Boss Narayanaswami Srinivasan runs the building materials giant India Cements, which owns the number one IPL franchise, Chennai Super Kings, employer of India’s captain MS Dhoni and chairman of selectors Kris Srikkanth. He also runs India’s powerful chess federation, promotor of world champion Viswanathan Anand.
The BCCI’s ranks also include some of the country’s most powerful politicians and chief ministers. Its nomination to the ICC presidency, Sharad Pawar, actually runs his own party, a member of the ruling coalition.
Not surprisingly, the BCCI is a ruthless monopolist. Where the Australian Cricket Board was prostrated by its encounter with private capital, Kerry Packer’s World Series Cricket, the BCCI emerged more formidable from its, making short work of Subhash Chandra’s rival Twenty20-for-TV circuit, the Indian Cricket League.

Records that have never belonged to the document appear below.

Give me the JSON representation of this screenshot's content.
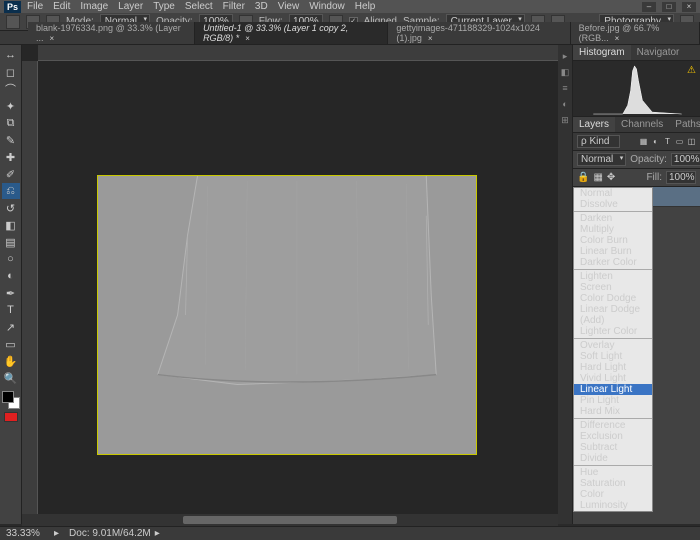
{
  "menu": [
    "File",
    "Edit",
    "Image",
    "Layer",
    "Type",
    "Select",
    "Filter",
    "3D",
    "View",
    "Window",
    "Help"
  ],
  "logo": "Ps",
  "winctrl": [
    "–",
    "□",
    "×"
  ],
  "optbar": {
    "mode_lbl": "Mode:",
    "mode_val": "Normal",
    "opacity_lbl": "Opacity:",
    "opacity_val": "100%",
    "flow_lbl": "Flow:",
    "flow_val": "100%",
    "aligned_lbl": "Aligned",
    "sample_lbl": "Sample:",
    "sample_val": "Current Layer",
    "workspace": "Photography"
  },
  "tabs": [
    {
      "label": "blank-1976334.png @ 33.3% (Layer ...",
      "active": false
    },
    {
      "label": "Untitled-1 @ 33.3% (Layer 1 copy 2, RGB/8) *",
      "active": true
    },
    {
      "label": "gettyimages-471188329-1024x1024 (1).jpg",
      "active": false
    },
    {
      "label": "Before.jpg @ 66.7% (RGB...",
      "active": false
    }
  ],
  "tools": [
    {
      "n": "move-tool",
      "g": "↔"
    },
    {
      "n": "marquee-tool",
      "g": "◻"
    },
    {
      "n": "lasso-tool",
      "g": "⌒"
    },
    {
      "n": "wand-tool",
      "g": "✦"
    },
    {
      "n": "crop-tool",
      "g": "⧉"
    },
    {
      "n": "eyedropper-tool",
      "g": "✎"
    },
    {
      "n": "heal-tool",
      "g": "✚"
    },
    {
      "n": "brush-tool",
      "g": "✐"
    },
    {
      "n": "stamp-tool",
      "g": "⎌",
      "sel": true
    },
    {
      "n": "history-brush-tool",
      "g": "↺"
    },
    {
      "n": "eraser-tool",
      "g": "◧"
    },
    {
      "n": "gradient-tool",
      "g": "▤"
    },
    {
      "n": "blur-tool",
      "g": "○"
    },
    {
      "n": "dodge-tool",
      "g": "◐"
    },
    {
      "n": "pen-tool",
      "g": "✒"
    },
    {
      "n": "type-tool",
      "g": "T"
    },
    {
      "n": "path-tool",
      "g": "↗"
    },
    {
      "n": "shape-tool",
      "g": "▭"
    },
    {
      "n": "hand-tool",
      "g": "✋"
    },
    {
      "n": "zoom-tool",
      "g": "🔍"
    }
  ],
  "panels": {
    "histo_tabs": [
      "Histogram",
      "Navigator"
    ],
    "layer_tabs": [
      "Layers",
      "Channels",
      "Paths"
    ],
    "kind_lbl": "ρ Kind",
    "blend_current": "Normal",
    "opacity_lbl": "Opacity:",
    "opacity_val": "100%",
    "fill_lbl": "Fill:",
    "fill_val": "100%"
  },
  "blend_modes": [
    [
      "Normal",
      "Dissolve"
    ],
    [
      "Darken",
      "Multiply",
      "Color Burn",
      "Linear Burn",
      "Darker Color"
    ],
    [
      "Lighten",
      "Screen",
      "Color Dodge",
      "Linear Dodge (Add)",
      "Lighter Color"
    ],
    [
      "Overlay",
      "Soft Light",
      "Hard Light",
      "Vivid Light",
      "Linear Light",
      "Pin Light",
      "Hard Mix"
    ],
    [
      "Difference",
      "Exclusion",
      "Subtract",
      "Divide"
    ],
    [
      "Hue",
      "Saturation",
      "Color",
      "Luminosity"
    ]
  ],
  "blend_selected": "Linear Light",
  "status": {
    "zoom": "33.33%",
    "doc": "Doc: 9.01M/64.2M"
  }
}
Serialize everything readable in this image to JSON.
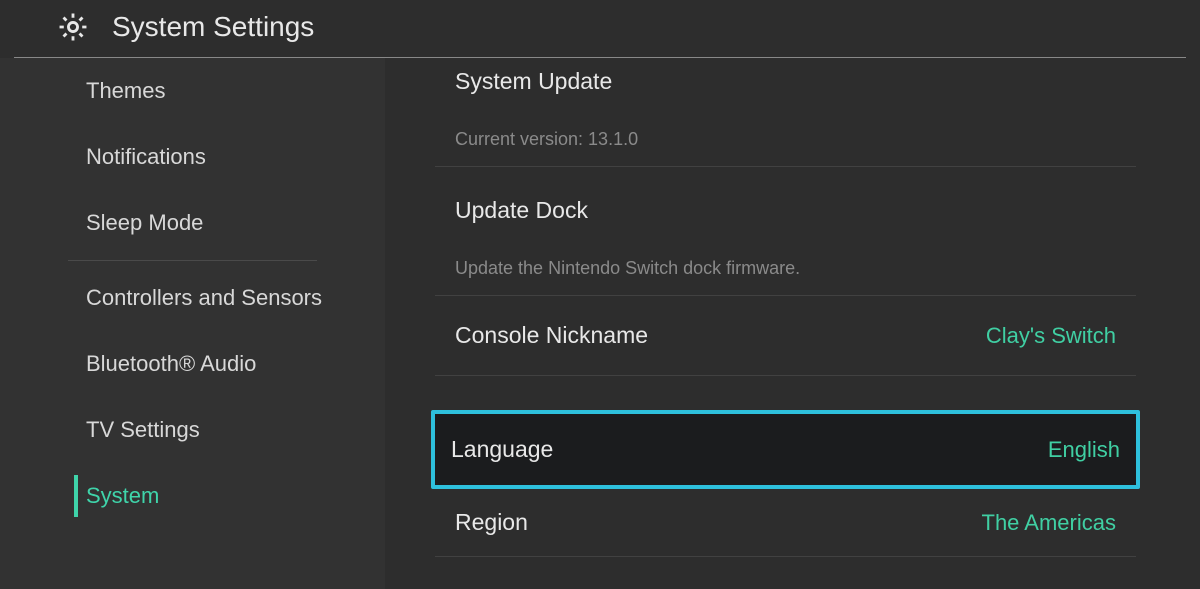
{
  "header": {
    "title": "System Settings"
  },
  "sidebar": {
    "items": [
      {
        "label": "Themes"
      },
      {
        "label": "Notifications"
      },
      {
        "label": "Sleep Mode"
      },
      {
        "label": "Controllers and Sensors"
      },
      {
        "label": "Bluetooth® Audio"
      },
      {
        "label": "TV Settings"
      },
      {
        "label": "System"
      }
    ]
  },
  "main": {
    "system_update": {
      "label": "System Update",
      "sub": "Current version: 13.1.0"
    },
    "update_dock": {
      "label": "Update Dock",
      "sub": "Update the Nintendo Switch dock firmware."
    },
    "nickname": {
      "label": "Console Nickname",
      "value": "Clay's Switch"
    },
    "language": {
      "label": "Language",
      "value": "English"
    },
    "region": {
      "label": "Region",
      "value": "The Americas"
    }
  },
  "colors": {
    "accent": "#3fd4aa",
    "highlight": "#2ec0dd"
  }
}
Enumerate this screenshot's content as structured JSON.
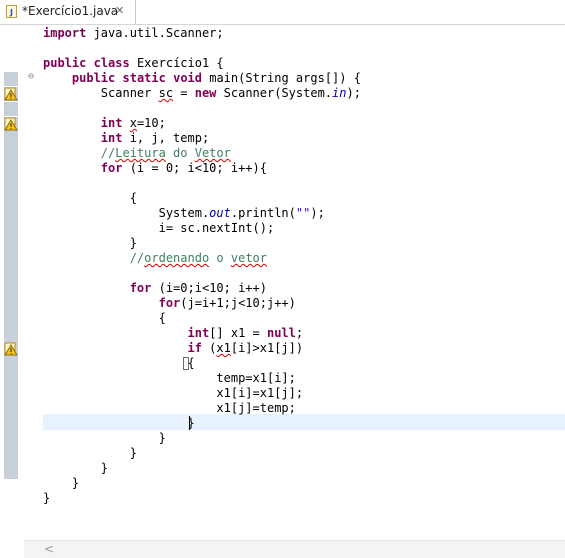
{
  "tab": {
    "title": "*Exercício1.java",
    "close_glyph": "✕"
  },
  "colors": {
    "keyword": "#7f0055",
    "comment": "#3f7f5f",
    "field": "#0000c0",
    "string": "#2a00ff",
    "current_line": "#e8f2fe"
  },
  "code": {
    "l1": {
      "kw": "import",
      "rest": " java.util.Scanner;"
    },
    "l3": {
      "kw1": "public",
      "kw2": "class",
      "rest": " Exercício1 {"
    },
    "l4": {
      "indent": "    ",
      "kw1": "public",
      "kw2": "static",
      "kw3": "void",
      "rest": " main(String args[]) {"
    },
    "l5": {
      "a": "        Scanner ",
      "v": "sc",
      "b": " = ",
      "kw": "new",
      "c": " Scanner(System.",
      "f": "in",
      "d": ");"
    },
    "l7": {
      "indent": "        ",
      "kw": "int",
      "sp": " ",
      "v": "x",
      "rest": "=10;"
    },
    "l8": {
      "indent": "        ",
      "kw": "int",
      "rest": " i, j, temp;"
    },
    "l9": {
      "indent": "        ",
      "a": "//",
      "b": "Leitura",
      "c": " do ",
      "d": "Vetor"
    },
    "l10": {
      "indent": "        ",
      "kw": "for",
      "rest": " (i = 0; i<10; i++){"
    },
    "l12": {
      "text": "            {"
    },
    "l13": {
      "a": "                System.",
      "f": "out",
      "b": ".println(",
      "s": "\"\"",
      "c": ");"
    },
    "l14": {
      "text": "                i= sc.nextInt();"
    },
    "l15": {
      "text": "            }"
    },
    "l16": {
      "indent": "            ",
      "a": "//",
      "b": "ordenando",
      "c": " o ",
      "d": "vetor"
    },
    "l18": {
      "indent": "            ",
      "kw": "for",
      "rest": " (i=0;i<10; i++)"
    },
    "l19": {
      "indent": "                ",
      "kw": "for",
      "rest": "(j=i+1;j<10;j++)"
    },
    "l20": {
      "text": "                {"
    },
    "l21": {
      "indent": "                    ",
      "kw": "int",
      "a": "[] x1 = ",
      "kw2": "null",
      "b": ";"
    },
    "l22": {
      "indent": "                    ",
      "kw": "if",
      "a": " (",
      "v": "x1",
      "b": "[i]>x1[j])"
    },
    "l23": {
      "indent": "                    ",
      "brace": "{"
    },
    "l24": {
      "text": "                        temp=x1[i];"
    },
    "l25": {
      "text": "                        x1[i]=x1[j];"
    },
    "l26": {
      "text": "                        x1[j]=temp;"
    },
    "l27": {
      "indent": "                    ",
      "brace": "}"
    },
    "l28": {
      "text": "                }"
    },
    "l29": {
      "text": "            }"
    },
    "l30": {
      "text": "        }"
    },
    "l31": {
      "text": "    }"
    },
    "l32": {
      "text": "}"
    }
  },
  "fold_glyph": "⊖",
  "scroll_left_glyph": "<"
}
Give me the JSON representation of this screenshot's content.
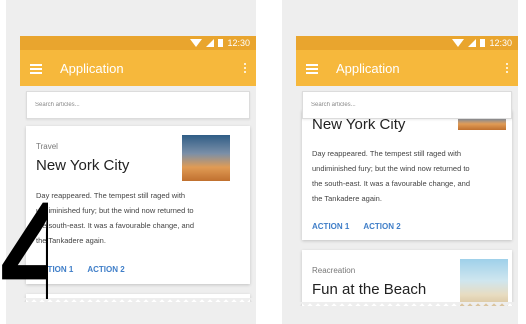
{
  "status_bar": {
    "time": "12:30"
  },
  "app_bar": {
    "title": "Application"
  },
  "search": {
    "placeholder": "Search articles..."
  },
  "cards": [
    {
      "category": "Travel",
      "title": "New York City",
      "body_lines": [
        "Day reappeared. The tempest still raged with",
        "undiminished fury; but the wind now returned to",
        "the south-east. It was a favourable change, and",
        "the Tankadere again."
      ],
      "actions": [
        "ACTION 1",
        "ACTION 2"
      ]
    },
    {
      "category": "Reacreation",
      "title": "Fun at the Beach"
    }
  ],
  "right_scrolled_title": "New York City",
  "overlay_number": "4",
  "colors": {
    "status_bar": "#e9a52e",
    "app_bar": "#f6b83c",
    "action": "#3f7ec8"
  }
}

Mind you, it is no less ruthless with its own household. For the last nine months, the BCCI has been obsessed with extirpating the influence of Lalit Modi, soi-disant commissioner of the IPL, a process that culminated recently in the unilateral abolition of the two franchises closest to him.
So if you want to start understanding the governance of cricket in the 21st century, diversify your reading. The sports pages won’t have the half of it; a lot of the key battles will be fought out in the reporting of politics and business in India.
You might also want to keep in mind another line of Gandhi’s, that if India approximated capitalism on a western model, it would "strip the world bare like locusts."
Gideon Haigh is a cricket historian and writer.